[Bug]: Incorrect bloat calculation in go.d.plugin, postgres module
cuu508 opened this issue · 6 comments
Bug description
I'm monitoring a postgres database with netdata. Netdata reports a particular index as having high bloat (above 70%, which triggers a warning, which is how I noticed).
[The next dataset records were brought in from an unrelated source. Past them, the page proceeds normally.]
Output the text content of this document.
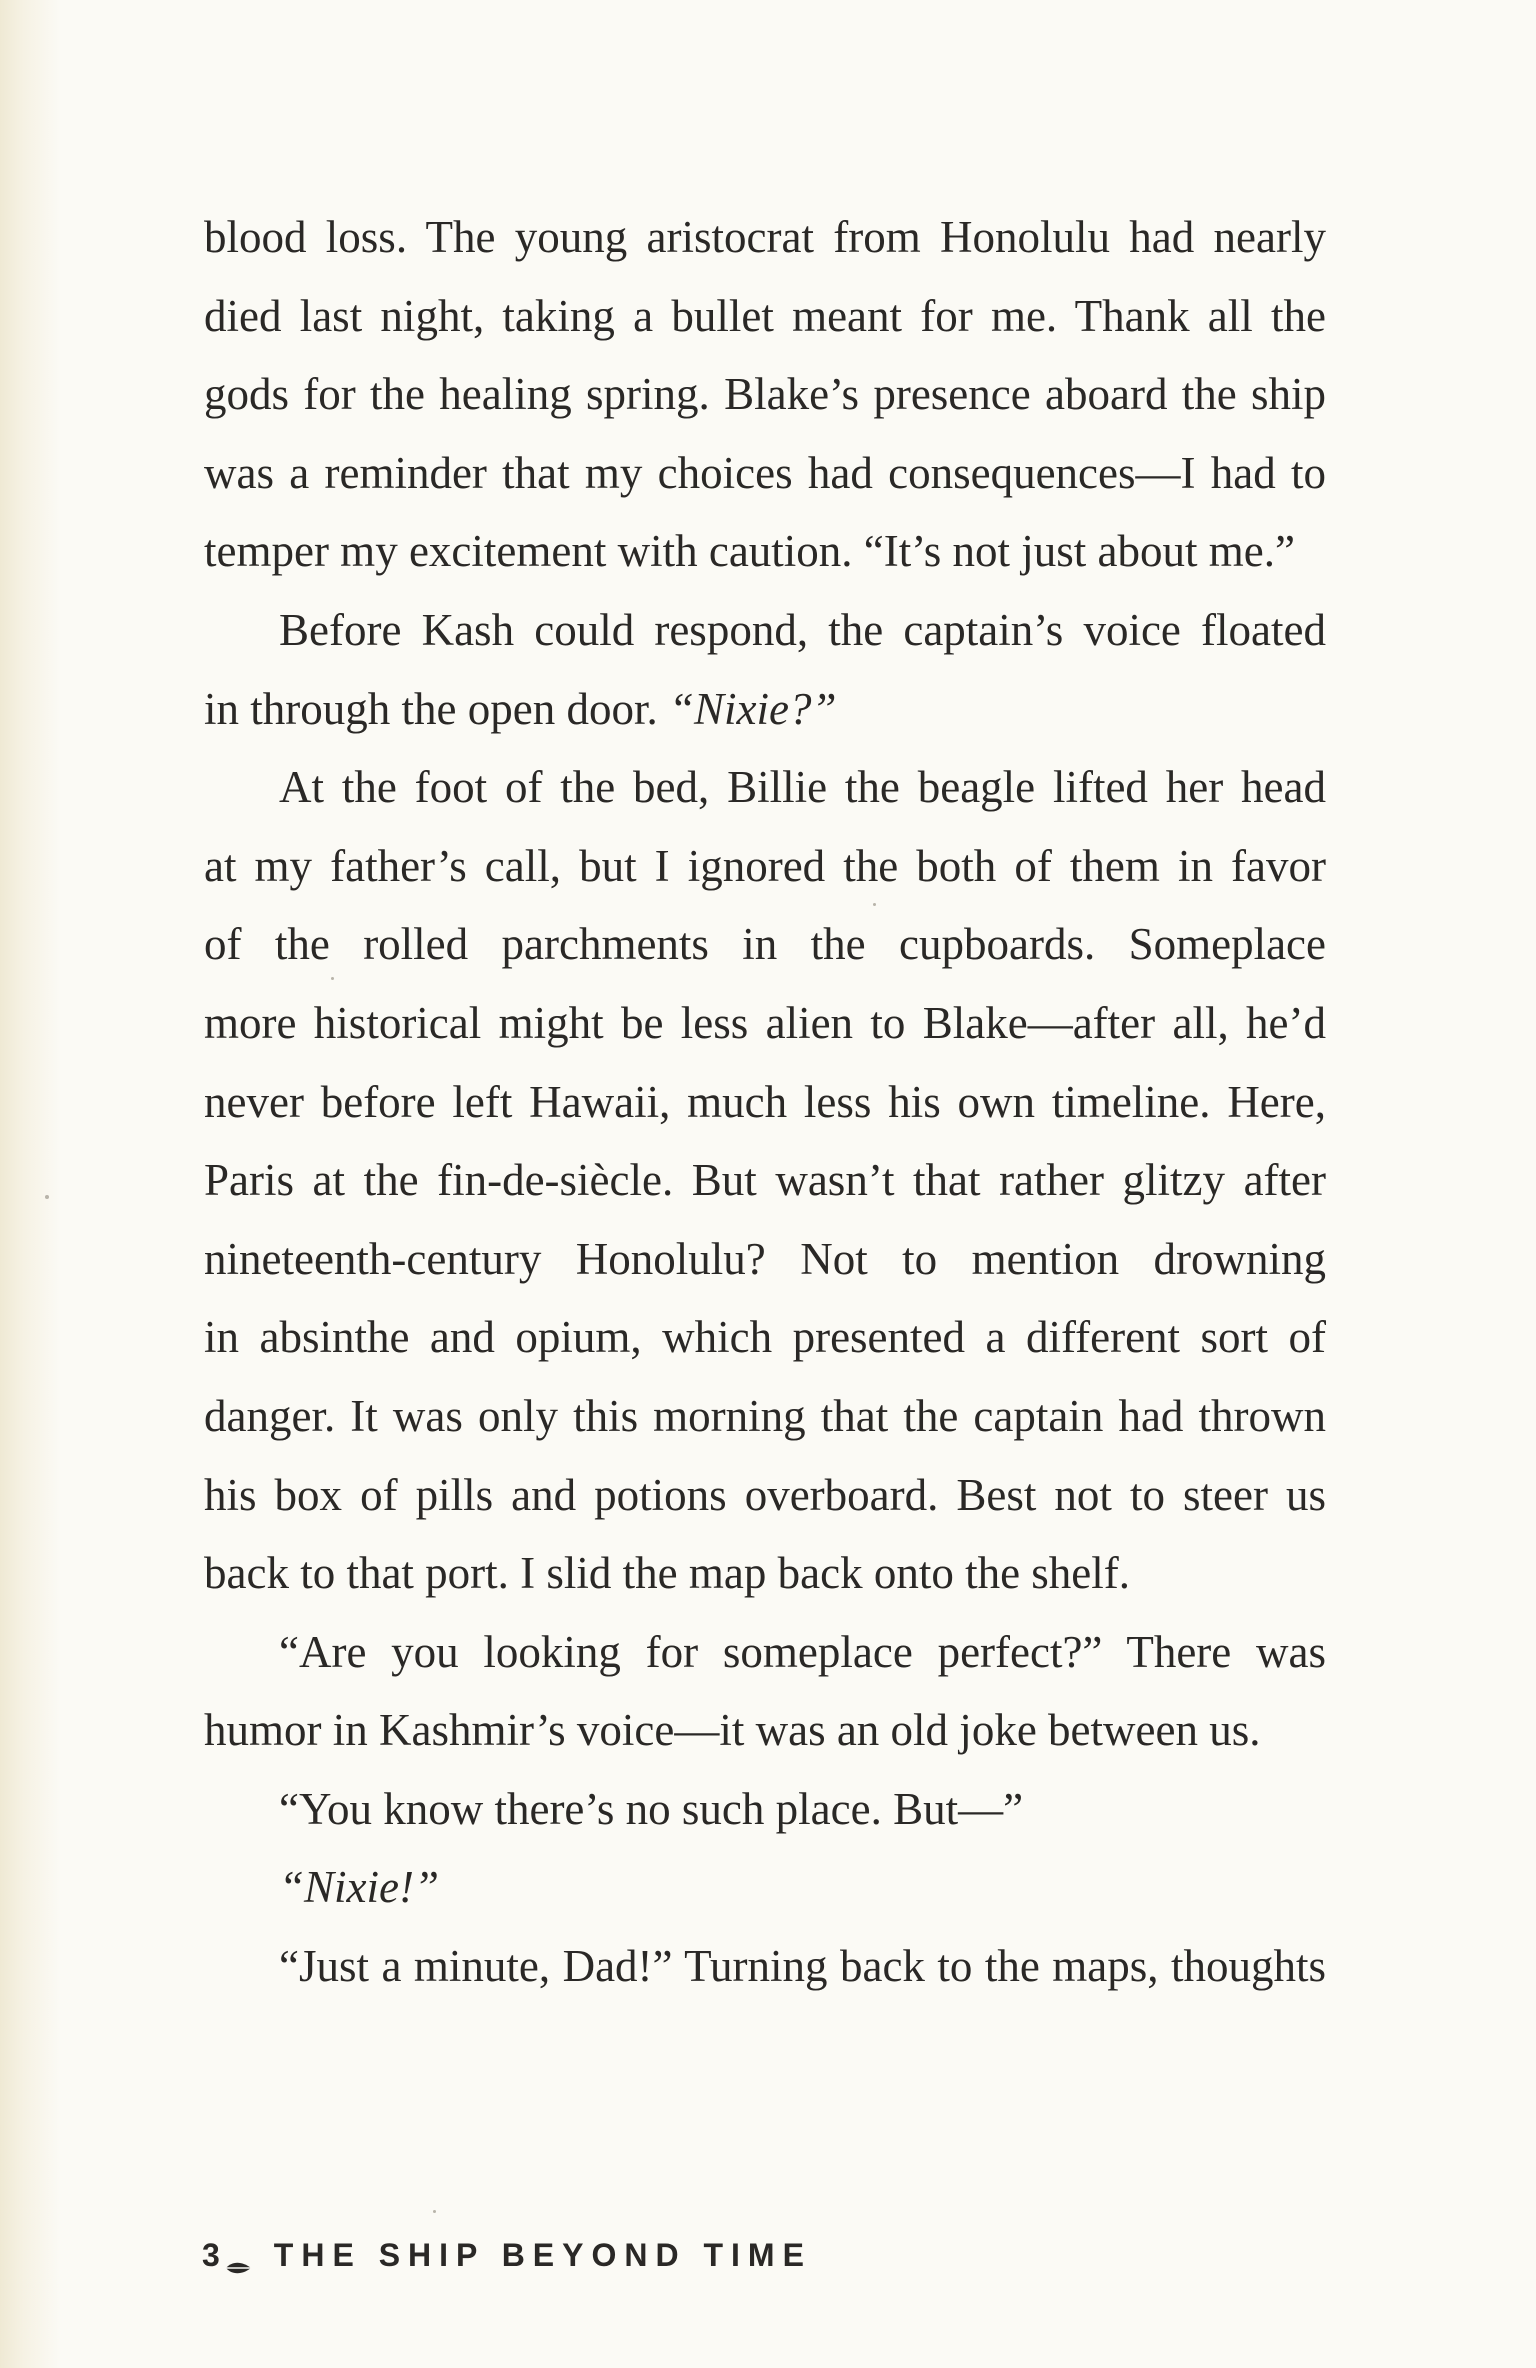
blood loss. The young aristocrat from Honolulu had nearly
died last night, taking a bullet meant for me. Thank all the
gods for the healing spring. Blake’s presence aboard the ship
was a reminder that my choices had consequences—I had to
temper my excitement with caution. “It’s not just about me.”
Before Kash could respond, the captain’s voice floated
in through the open door. “Nixie?”
At the foot of the bed, Billie the beagle lifted her head
at my father’s call, but I ignored the both of them in favor
of the rolled parchments in the cupboards. Someplace
more historical might be less alien to Blake—after all, he’d
never before left Hawaii, much less his own timeline. Here,
Paris at the fin-de-siècle. But wasn’t that rather glitzy after
nineteenth-century Honolulu? Not to mention drowning
in absinthe and opium, which presented a different sort of
danger. It was only this morning that the captain had thrown
his box of pills and potions overboard. Best not to steer us
back to that port. I slid the map back onto the shelf.
“Are you looking for someplace perfect?” There was
humor in Kashmir’s voice—it was an old joke between us.
“You know there’s no such place. But—”
“Nixie!”
“Just a minute, Dad!” Turning back to the maps, thoughts
3 THE SHIP BEYOND TIME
Looking into it, it appears as if netdata is stuck reporting a high value:
If I manually run the query from
the query output, the problematic index does not show up in the query results at all.If I check index bloat using another query from here, it reports index bloat as 21% for the specific index.
I suspect that:
- the bloat calculation query is missing data for some of the indexes
- if a row from the bloat calculation query disappears, netdata does not handle it correctly (in the graphs, and for the alerting, it keeps using the last known value)
Expected behavior
Steps to reproduce
...
Installation method
manual setup of official DEB/RPM packages
System info
/etc/lsb-release:DISTRIB_ID=Ubuntu
/etc/lsb-release:DISTRIB_RELEASE=22.04
/etc/lsb-release:DISTRIB_CODENAME=jammy
/etc/lsb-release:DISTRIB_DESCRIPTION="Ubuntu 22.04.4 LTS"
/etc/os-release:PRETTY_NAME="Ubuntu 22.04.4 LTS"
/etc/os-release:NAME="Ubuntu"
/etc/os-release:VERSION_ID="22.04"
/etc/os-release:VERSION="22.04.4 LTS (Jammy Jellyfish)"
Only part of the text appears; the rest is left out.